I wonder if it was Apple's example that changed the picture. Because reading John Roberts [3], it seems we fell into Akerlof's quality trap (emphases mine) ...

... Trade may break down almost completely (Akerlof, 1970). If eliminating the asymmetry of information is not possible, then buyers will refuse to pay more than the expected value of goods, averaged across the different quality levels they expect to be offered. Then the best quality goods may not be offered at all, because they command only a middling price that does not reflect their true value. Consequently the distribution of qualities that are actually offered is worse than what is potentially available. Since the selection of products on offer is not representative of the underlying distribution of quality, but is instead an adverse selection, buyers will rationally lower their willingness to pay even further. Then, even more potential sellers of relatively high-quality items may no longer be willing to sell at the lower price. The overall result may be that nothing but very low quality items are available -- only lemons are on offer -- and markets fail to exist for high-quality products, although buyers are anxious to have such goods and would willingly pay enough for them to compensate the sellers if they were sure to get what they paid for. [3]

In a world where quality seemed to be unobtainable at any price, Apple offered relatively higher quality [4] products at a relatively higher price. I think they broke the cycle [5]. It probably helped that after the debt/real estate bubble burst consumers paid more attention to the costs of unreliable goods.

It's quite a story - a textbook illustration of research that earned Askerlof a share of the 2001 Nobel Prize in Economics. So why haven't we read about this from anyone but a crankish blogger? Where are the economists?

[1] The investigation continues incidentally - More Suppliers Linked to Heparin Contamination -
[2] I've been told that it's now very hard to buy a reliable dish washer 
[3] Roberts, J. The Modern Firm. Oxford University Press 2004. p 82-83
[4] Apple, with a few exceptions, doesn't make very high quality products. Their software is notoriously buggy, and they made generations of laptops with flaky hinges. Compared to the competition though, they were sterling. 
[5] The cycle-breaking alone brought them success, but the mind-blowing innovation of the iPhone and iPad took them to the top.

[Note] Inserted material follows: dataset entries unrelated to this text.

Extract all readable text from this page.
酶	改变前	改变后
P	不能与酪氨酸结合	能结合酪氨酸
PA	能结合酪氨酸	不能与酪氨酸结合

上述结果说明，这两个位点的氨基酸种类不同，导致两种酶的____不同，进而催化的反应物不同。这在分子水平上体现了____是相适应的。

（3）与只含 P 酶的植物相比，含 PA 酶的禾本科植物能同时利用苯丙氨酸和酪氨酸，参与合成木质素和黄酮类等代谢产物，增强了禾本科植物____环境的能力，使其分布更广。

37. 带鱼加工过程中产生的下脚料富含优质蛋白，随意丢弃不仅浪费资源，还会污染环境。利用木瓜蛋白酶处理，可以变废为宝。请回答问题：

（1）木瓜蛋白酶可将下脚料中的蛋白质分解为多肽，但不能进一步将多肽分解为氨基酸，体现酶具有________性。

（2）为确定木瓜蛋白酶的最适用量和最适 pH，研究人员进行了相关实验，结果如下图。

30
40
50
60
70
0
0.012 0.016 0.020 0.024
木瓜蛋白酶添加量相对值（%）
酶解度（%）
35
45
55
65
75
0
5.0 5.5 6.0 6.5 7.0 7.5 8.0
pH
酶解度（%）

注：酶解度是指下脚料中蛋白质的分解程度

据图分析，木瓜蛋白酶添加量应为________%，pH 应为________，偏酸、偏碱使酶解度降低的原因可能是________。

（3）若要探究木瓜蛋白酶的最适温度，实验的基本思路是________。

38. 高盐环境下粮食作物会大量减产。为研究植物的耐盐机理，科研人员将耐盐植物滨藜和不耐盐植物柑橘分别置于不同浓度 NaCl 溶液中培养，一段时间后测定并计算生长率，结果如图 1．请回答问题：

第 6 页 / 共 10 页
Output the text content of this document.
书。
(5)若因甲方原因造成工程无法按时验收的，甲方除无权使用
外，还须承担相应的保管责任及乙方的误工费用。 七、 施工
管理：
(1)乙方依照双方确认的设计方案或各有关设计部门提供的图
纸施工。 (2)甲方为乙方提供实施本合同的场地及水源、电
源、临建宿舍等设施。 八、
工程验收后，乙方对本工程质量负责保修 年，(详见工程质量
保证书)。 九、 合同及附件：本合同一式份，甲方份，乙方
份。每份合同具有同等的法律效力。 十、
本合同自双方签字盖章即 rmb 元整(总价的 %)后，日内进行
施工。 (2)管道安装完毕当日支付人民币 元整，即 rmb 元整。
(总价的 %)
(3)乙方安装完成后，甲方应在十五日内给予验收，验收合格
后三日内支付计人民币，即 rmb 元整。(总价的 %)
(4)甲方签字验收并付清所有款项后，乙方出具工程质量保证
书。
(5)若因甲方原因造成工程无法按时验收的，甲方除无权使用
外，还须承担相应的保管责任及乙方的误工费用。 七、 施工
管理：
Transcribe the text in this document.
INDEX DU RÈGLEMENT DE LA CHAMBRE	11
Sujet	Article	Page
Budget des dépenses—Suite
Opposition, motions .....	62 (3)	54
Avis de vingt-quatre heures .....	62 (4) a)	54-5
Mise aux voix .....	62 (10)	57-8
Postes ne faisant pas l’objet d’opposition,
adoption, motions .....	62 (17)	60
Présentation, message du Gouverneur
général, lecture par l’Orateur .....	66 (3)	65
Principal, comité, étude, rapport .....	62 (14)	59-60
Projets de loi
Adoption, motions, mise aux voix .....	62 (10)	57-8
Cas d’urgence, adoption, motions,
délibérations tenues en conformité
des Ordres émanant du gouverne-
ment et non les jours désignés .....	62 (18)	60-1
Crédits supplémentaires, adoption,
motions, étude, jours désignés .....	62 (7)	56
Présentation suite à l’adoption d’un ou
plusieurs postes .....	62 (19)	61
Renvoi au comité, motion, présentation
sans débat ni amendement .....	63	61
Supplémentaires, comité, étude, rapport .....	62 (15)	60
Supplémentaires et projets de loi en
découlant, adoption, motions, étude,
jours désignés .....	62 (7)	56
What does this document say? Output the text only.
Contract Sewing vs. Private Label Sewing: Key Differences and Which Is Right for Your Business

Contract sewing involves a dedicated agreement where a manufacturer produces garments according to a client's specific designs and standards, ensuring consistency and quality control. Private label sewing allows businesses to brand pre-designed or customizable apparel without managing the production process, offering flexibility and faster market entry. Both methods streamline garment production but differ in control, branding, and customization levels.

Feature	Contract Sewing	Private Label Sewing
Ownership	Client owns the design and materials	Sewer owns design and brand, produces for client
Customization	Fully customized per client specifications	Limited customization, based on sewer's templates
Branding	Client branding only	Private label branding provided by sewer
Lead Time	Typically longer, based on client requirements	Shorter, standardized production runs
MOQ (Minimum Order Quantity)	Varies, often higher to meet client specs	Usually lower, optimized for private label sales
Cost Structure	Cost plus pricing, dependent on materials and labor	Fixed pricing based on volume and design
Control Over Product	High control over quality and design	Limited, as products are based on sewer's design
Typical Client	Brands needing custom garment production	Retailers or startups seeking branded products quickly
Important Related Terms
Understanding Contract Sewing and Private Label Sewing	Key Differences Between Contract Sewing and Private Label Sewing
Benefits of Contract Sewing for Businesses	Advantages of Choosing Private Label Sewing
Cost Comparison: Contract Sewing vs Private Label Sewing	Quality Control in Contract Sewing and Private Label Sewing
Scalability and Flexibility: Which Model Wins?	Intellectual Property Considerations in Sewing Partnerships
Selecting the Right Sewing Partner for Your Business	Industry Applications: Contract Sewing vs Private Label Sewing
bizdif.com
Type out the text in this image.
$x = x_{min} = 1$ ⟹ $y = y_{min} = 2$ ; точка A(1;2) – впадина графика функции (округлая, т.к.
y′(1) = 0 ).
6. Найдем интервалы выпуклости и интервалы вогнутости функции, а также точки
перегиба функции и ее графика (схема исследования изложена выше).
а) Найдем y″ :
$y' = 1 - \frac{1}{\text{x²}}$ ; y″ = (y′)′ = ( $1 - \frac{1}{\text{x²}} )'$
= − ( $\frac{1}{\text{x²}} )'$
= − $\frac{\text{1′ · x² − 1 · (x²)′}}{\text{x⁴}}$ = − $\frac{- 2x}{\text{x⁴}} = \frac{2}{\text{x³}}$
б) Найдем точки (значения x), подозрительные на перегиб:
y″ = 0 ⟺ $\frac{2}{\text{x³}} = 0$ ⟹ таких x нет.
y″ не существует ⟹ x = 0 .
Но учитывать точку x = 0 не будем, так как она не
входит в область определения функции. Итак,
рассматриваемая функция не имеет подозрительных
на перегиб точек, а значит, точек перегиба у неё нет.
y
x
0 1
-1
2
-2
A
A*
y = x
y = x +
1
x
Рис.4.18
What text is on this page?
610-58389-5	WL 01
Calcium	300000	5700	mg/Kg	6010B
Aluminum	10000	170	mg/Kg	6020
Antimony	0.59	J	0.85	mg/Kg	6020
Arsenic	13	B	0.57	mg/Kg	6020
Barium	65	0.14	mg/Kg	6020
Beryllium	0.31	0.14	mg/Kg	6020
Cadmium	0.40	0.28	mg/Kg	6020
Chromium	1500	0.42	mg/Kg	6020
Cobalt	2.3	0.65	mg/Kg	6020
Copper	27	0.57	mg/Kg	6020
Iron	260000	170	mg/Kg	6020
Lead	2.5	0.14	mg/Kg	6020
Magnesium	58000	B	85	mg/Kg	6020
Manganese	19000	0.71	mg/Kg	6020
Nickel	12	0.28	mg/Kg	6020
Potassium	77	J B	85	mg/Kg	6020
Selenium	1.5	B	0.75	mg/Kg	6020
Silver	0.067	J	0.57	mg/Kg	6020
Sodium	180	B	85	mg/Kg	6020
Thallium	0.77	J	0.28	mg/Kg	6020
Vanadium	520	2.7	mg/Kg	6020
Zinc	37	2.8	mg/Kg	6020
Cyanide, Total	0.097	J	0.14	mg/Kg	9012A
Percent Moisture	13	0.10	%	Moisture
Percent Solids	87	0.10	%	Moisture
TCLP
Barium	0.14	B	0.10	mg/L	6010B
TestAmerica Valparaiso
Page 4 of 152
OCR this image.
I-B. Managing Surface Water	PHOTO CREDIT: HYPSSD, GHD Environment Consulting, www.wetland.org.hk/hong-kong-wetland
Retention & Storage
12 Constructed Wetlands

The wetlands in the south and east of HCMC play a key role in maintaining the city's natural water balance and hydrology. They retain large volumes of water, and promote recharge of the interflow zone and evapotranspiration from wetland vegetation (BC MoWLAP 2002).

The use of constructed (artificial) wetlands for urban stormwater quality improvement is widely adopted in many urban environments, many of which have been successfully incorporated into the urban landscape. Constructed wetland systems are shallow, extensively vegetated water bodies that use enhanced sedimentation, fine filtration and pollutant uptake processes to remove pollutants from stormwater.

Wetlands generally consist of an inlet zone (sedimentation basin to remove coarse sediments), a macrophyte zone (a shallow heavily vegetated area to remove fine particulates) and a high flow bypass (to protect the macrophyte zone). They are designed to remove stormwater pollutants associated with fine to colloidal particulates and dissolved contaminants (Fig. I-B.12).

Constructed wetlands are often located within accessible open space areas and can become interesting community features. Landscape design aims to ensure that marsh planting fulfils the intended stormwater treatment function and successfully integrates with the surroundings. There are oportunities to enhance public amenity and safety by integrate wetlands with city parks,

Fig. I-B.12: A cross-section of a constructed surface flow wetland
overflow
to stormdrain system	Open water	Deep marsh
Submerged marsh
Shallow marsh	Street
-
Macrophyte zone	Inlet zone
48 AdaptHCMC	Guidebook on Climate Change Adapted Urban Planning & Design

Update: Shortly after posting this, I discovered that in 2007 I made the same connection to asymmetric information theory that Roberts detailed in his text. Maybe I should have been an economist.


chrismealy said...

It's Akerlof.

John Gordon said...

Yikes! Thanks for the correction. Roberts had it right in the book, the typo was all mine.

Anonymous said...

So IS THERE A GOOD TOASTER OUT THERE not made in China!? I paid more than $100.00 for a Cuisinart toaster and it is a JOKE! Toasts TOTALLY unevenly! VERY FRUSTRATING since we use it all the time. The toaster is the most used item in my kitchen. Used 1 - 2 times a day by each my hubby and I. Please help! Standing and watching it does no good as it still does nothing about evenness.

Anonymous said...

Go to Toastercentral. They refurb and sell good, old, USA-made toasters and waffle irons and even deep fryers. I wouldn't bother buying a modern toaster - I'm still using the Sunbeam my Mom had in the '50s!

Paritosh said...

Good article and I share and bemoan the collapse of manufacturing these consumer goods in countries which were renowned for their quality. Some of the famous companies write "Made in Germany" on current products, but from the flimsy appearance, I suspect it may be made in erstwhile GDR..
Re the toaster, you may wish to consider a toaster oven from Tiger instead - it's made in japan, or so they say.

Paritosh said...

Good article and I share and bemoan the collapse of manufacturing these consumer items in countries which were renowned for these quality. Some of the famous companies from Germany print "made in Germany" on current products, but from the flimsy appearance, i suspect they are made in erstwhile GDR.
Re the toaster, you may wish to consider a small toaster oven instead from Tiger. It's still made in japan, or so they say.